JuGeo / jugeo-agents / Tutorial

Tutorial: From Zero to Verified Knowledge Fusion

Build your first sheaf-theoretic multi-agent verification pipeline in 5 minutes. No math PhD required.

⏱ 15 min read ✦ Beginner-friendly

jugeo-agents lets you catch contradictions, trace provenance, and detect hallucination cascades across multiple LLM agents — all backed by the mathematics of sheaf theory, but wrapped in an API so simple it feels like cheating.

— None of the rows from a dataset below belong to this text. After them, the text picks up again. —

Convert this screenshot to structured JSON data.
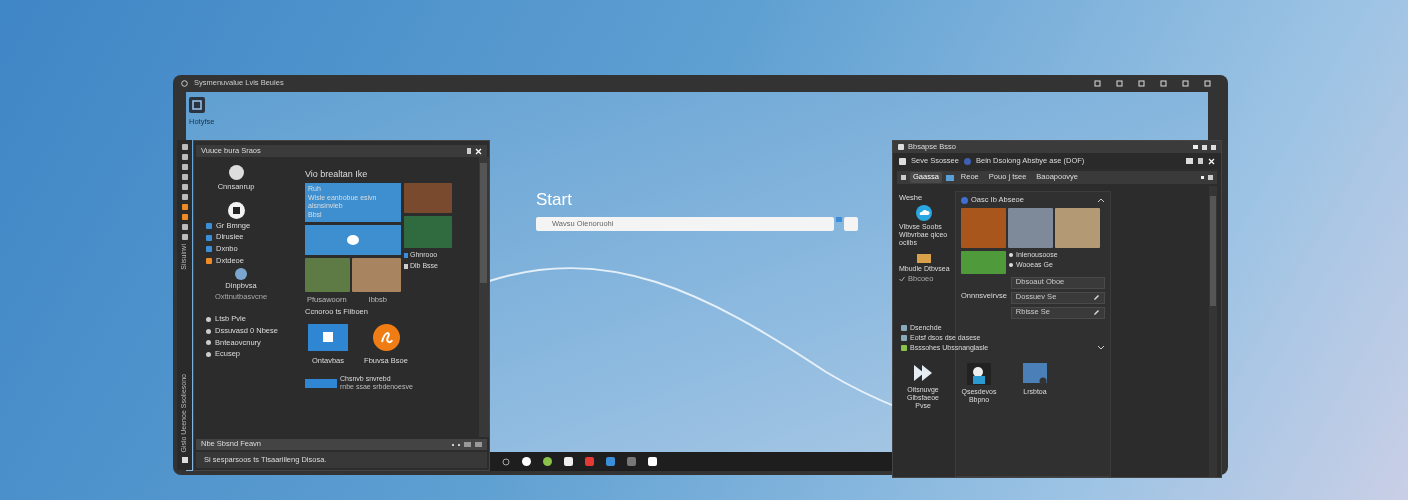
{
  "monitor": {
    "title": "Sysmenuvalue Lvis Beuies"
  },
  "desktop_icon": {
    "label": "Hotyfse"
  },
  "side_strip": {
    "labels": [
      "Siisuinvi",
      "Gislo Ueenoe Ssoliesono"
    ]
  },
  "left_window": {
    "title": "Vuuce bura Sraos",
    "profile": {
      "label": "Cnnsanrup"
    },
    "items": [
      {
        "label": "Gr Bmnge",
        "color": "#3a8fd8"
      },
      {
        "label": "Dlrusiee",
        "color": "#3a8fd8"
      },
      {
        "label": "Dxnbo",
        "color": "#3a8fd8"
      },
      {
        "label": "Dxtdeoe",
        "color": "#f08a24"
      }
    ],
    "account": {
      "label": "Dinpbvsa",
      "subtitle": "Oxttnutbasvcne"
    },
    "links": [
      "Ltsb Pvle",
      "Dssuvasd 0 Nbese",
      "Bnteaovcnury",
      "Ecusep"
    ],
    "heading": "Vio brealtan Ike",
    "feature": {
      "title": "Ruh",
      "text": "Wisle eanbobue esivn alsnsinvieb",
      "link": "Bbsl"
    },
    "side_captions": [
      "Ghnrooo",
      "Dlb Bsse"
    ],
    "photo_captions": [
      "Pfusawoorn",
      "Ibbsb"
    ],
    "apps_heading": "Ccnoroo ts Fiiboen",
    "apps": [
      {
        "label": "Ontavbas",
        "color": "#2f86d3",
        "kind": "tile"
      },
      {
        "label": "Fbuvsa Bsoe",
        "color": "#f07d14",
        "kind": "circle"
      }
    ],
    "promo": {
      "title": "Chsnvb snvrebd",
      "text": "rnbe ssae srbdenoesve"
    },
    "bottom_bar": "Nbe Sbsnd Feavn",
    "status": "Si sesparsoos ts Tlsaariileng Disosa."
  },
  "start": {
    "title": "Start",
    "search": {
      "placeholder": "Wavsu Oienoruohi"
    }
  },
  "right_window": {
    "title": "Bbsapse Bsso",
    "toolbar": [
      "Seve Ssossee",
      "Bein Dsoiong Absbye ase (DOF)"
    ],
    "tabs": [
      {
        "label": "Gaassa",
        "selected": true
      },
      {
        "label": "Reoe",
        "selected": false
      },
      {
        "label": "Pouo j tsee",
        "selected": false
      },
      {
        "label": "Baoapoovye",
        "selected": false
      }
    ],
    "sidebar": {
      "heading": "Weshe",
      "cloud_text": "Vlbvse Soobs Wibvrbae qiceo ociibs",
      "card_title": "Mbudle Dtbvsea",
      "card_check": {
        "label": "Bbcoeo",
        "checked": true
      },
      "section": "Onnnsveirvse"
    },
    "panel": {
      "title": "Oasc Ib Abseoe",
      "expanded": true,
      "options": [
        "Inlenousoose",
        "Wooeas Ge"
      ],
      "dropdown": "Dbsoaut Oboe",
      "fields": [
        "Dossuev Se",
        "Rbisse Se"
      ]
    },
    "list": [
      "Dsenchde",
      "Eotsf dsos dse dasese",
      "Bsssohes Ubssnanglasle"
    ],
    "apps": [
      {
        "label": "Oitsnuvge Glbsfaeoe Pvse",
        "kind": "arrow"
      },
      {
        "label": "Qsesdevos Bbpno",
        "kind": "robot"
      },
      {
        "label": "Lrsbtoa",
        "kind": "screen"
      }
    ]
  }
}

By the end of this tutorial you will have:

📘

Every code snippet on this page is copy-paste ready. If you want the theory behind the code, see Core Concepts.

1

Install

Install JuGeo once at the repository root, then use the bundled jugeo_agents module:

git clone https://github.com/thehalleyyoung/jugeo.git
cd jugeo
pip install -e .

# Then run the bundled jugeo-agents examples
python jugeo-agents/examples/coding_agents_demo.py
💡

jugeo-agents is part of the main JuGeo codebase, not a standalone PyPI package. If you want stronger NLP extraction, add the relevant extras or local dependencies inside the same JuGeo environment rather than installing a separate jugeo-agents distribution.

Verify your install:

python -c "import jugeo_agents; print(jugeo_agents.__version__)"
1.5

Understand the Coding-Agent Interface

When you use Claude Code, Copilot CLI, or Codex with jugeo-agents, JuGeo does not only read the final patch. It normalizes the run into a structured record with code, explanation, files touched, tools used, test results, and metadata. 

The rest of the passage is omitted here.